The House Rules Committee got bogged down with amendments, including one from Rep. Greene that urges Austin and Milley to resign.

WASHINGTON — The $740 billion 2022 National Defense Authorization Act includes provisions to overhaul the military justice system's handling of sexual assault cases.

The bill would remove superiors from the direct chain of command from making decisions in sexual assault cases.

"I think one of the biggest things in the bill this year is the largest reform of the Uniform Code of Military Justice in almost 40 years," said House Armed Services Committee Chairman Rep. Adam Smith (D-Washington).
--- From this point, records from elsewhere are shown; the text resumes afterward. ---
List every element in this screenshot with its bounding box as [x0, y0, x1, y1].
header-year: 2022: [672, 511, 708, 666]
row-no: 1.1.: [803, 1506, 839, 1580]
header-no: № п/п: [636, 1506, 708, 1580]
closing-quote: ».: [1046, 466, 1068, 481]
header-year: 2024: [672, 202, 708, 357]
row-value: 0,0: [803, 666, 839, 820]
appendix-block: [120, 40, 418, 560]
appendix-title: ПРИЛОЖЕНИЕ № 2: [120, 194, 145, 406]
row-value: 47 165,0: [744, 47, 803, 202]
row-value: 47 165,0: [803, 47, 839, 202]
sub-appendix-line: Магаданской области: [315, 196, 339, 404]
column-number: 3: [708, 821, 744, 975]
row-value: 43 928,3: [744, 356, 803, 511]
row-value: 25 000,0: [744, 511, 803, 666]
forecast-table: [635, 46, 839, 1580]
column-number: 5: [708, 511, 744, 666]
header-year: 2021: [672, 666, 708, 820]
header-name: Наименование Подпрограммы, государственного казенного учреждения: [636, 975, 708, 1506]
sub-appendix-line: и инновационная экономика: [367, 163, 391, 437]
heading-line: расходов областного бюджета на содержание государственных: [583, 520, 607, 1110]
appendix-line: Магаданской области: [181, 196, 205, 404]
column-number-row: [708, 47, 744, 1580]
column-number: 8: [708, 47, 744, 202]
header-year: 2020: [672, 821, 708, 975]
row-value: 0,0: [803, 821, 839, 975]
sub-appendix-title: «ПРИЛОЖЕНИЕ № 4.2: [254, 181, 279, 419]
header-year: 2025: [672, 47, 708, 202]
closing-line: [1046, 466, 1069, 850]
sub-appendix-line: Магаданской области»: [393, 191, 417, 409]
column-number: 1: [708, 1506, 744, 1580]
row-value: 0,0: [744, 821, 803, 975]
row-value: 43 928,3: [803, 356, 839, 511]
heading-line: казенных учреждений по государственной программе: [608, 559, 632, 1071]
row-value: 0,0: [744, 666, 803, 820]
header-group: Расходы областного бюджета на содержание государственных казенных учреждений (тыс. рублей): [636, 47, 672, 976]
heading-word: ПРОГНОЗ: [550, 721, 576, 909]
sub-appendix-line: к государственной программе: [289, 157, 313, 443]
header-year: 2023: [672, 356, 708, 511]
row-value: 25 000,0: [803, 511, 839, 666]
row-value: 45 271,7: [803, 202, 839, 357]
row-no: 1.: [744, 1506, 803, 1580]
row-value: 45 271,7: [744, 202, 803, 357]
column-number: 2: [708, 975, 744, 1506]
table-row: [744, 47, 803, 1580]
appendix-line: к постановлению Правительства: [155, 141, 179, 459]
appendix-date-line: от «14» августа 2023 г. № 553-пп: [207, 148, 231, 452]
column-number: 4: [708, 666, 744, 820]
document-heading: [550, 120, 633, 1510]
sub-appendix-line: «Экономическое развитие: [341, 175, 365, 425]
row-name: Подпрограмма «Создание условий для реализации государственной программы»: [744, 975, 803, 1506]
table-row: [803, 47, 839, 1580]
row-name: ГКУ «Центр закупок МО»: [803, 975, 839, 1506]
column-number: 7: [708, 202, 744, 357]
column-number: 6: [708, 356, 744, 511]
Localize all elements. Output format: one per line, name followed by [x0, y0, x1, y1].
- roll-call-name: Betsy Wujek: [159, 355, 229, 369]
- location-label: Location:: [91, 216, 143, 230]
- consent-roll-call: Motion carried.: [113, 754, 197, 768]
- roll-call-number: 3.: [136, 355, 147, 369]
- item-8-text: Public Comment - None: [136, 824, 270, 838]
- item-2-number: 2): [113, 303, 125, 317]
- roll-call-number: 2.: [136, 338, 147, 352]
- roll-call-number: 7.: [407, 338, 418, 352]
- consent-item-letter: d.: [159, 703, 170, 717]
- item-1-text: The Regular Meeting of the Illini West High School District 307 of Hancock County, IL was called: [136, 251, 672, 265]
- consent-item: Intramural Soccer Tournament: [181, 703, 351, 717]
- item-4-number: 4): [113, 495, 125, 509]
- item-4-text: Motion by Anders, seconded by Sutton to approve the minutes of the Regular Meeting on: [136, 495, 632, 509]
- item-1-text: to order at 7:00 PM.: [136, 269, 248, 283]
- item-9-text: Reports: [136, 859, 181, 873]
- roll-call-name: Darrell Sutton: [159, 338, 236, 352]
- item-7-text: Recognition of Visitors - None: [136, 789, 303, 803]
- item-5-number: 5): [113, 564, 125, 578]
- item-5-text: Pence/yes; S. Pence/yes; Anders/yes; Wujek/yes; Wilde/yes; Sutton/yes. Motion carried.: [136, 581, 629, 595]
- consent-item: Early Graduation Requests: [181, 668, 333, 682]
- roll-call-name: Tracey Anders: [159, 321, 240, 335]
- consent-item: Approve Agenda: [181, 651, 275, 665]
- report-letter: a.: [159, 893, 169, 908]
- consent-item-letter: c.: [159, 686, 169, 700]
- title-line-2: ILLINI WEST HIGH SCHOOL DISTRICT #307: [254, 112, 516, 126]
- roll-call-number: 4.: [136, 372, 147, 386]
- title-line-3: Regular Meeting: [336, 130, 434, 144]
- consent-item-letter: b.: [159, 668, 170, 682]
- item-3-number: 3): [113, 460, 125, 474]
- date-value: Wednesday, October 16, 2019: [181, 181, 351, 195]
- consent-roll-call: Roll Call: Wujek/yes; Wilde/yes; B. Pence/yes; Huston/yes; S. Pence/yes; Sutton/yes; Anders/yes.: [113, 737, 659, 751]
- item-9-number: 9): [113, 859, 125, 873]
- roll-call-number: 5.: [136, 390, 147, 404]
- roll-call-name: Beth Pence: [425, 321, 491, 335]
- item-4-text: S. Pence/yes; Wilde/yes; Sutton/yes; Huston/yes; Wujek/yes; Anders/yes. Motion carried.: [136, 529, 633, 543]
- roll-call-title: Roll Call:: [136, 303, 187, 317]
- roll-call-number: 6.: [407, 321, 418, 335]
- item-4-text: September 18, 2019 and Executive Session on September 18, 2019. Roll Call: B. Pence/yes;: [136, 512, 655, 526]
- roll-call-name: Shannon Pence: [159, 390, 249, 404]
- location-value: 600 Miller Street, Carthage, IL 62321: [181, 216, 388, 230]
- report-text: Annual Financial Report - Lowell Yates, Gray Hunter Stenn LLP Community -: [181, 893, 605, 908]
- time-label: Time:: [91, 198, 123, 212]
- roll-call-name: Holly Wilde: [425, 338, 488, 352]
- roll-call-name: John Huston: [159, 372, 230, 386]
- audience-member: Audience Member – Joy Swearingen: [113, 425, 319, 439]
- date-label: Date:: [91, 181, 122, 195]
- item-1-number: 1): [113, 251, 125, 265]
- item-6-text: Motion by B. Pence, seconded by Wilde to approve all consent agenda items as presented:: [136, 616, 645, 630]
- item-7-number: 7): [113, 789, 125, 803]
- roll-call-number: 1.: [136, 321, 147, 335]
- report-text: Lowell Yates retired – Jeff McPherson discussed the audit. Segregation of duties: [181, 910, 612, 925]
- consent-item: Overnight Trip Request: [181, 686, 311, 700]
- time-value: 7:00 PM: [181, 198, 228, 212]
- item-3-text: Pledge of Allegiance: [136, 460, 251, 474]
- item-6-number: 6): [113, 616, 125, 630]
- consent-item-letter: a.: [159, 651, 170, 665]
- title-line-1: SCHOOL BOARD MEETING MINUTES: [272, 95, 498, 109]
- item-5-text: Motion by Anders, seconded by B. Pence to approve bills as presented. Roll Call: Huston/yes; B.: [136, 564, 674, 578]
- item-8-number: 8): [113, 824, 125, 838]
Smith continued: "I have mentioned a couple of times how important it is to give the men and women who serve in our armed forces the support they deserve to protect this country. We have failed in that regard in dealing with sexual assault."

During Monday's marathon House Rules Committee hearing, Republican members questioned what is being done to learn about the decisions that went into the U.S. withdrawal from Afghanistan.

Georgia Representative Marjorie Taylor Green went so far as to offer an amendment demanding the resignations of Secretary of Defense Lloyd Austin and Chairman of the Joint Chiefs of Staff General Mark Milley.

"My amendment expresses it is the sense of Congress that these men are unfit to serve in their positions as Secretary of Defense and Chairman of the Joint Chiefs of Staff," she said

In the end, the bill, if passed later this week by the full House, would include a 2.7% pay raise for the troops, preserves three existing guided missile cruisers the Navy proposed decommissioning; plus, it pays for advanced procurement for three Virginia Class submarines, and, purchases three Arleigh Burke Class guided-missile destroyers.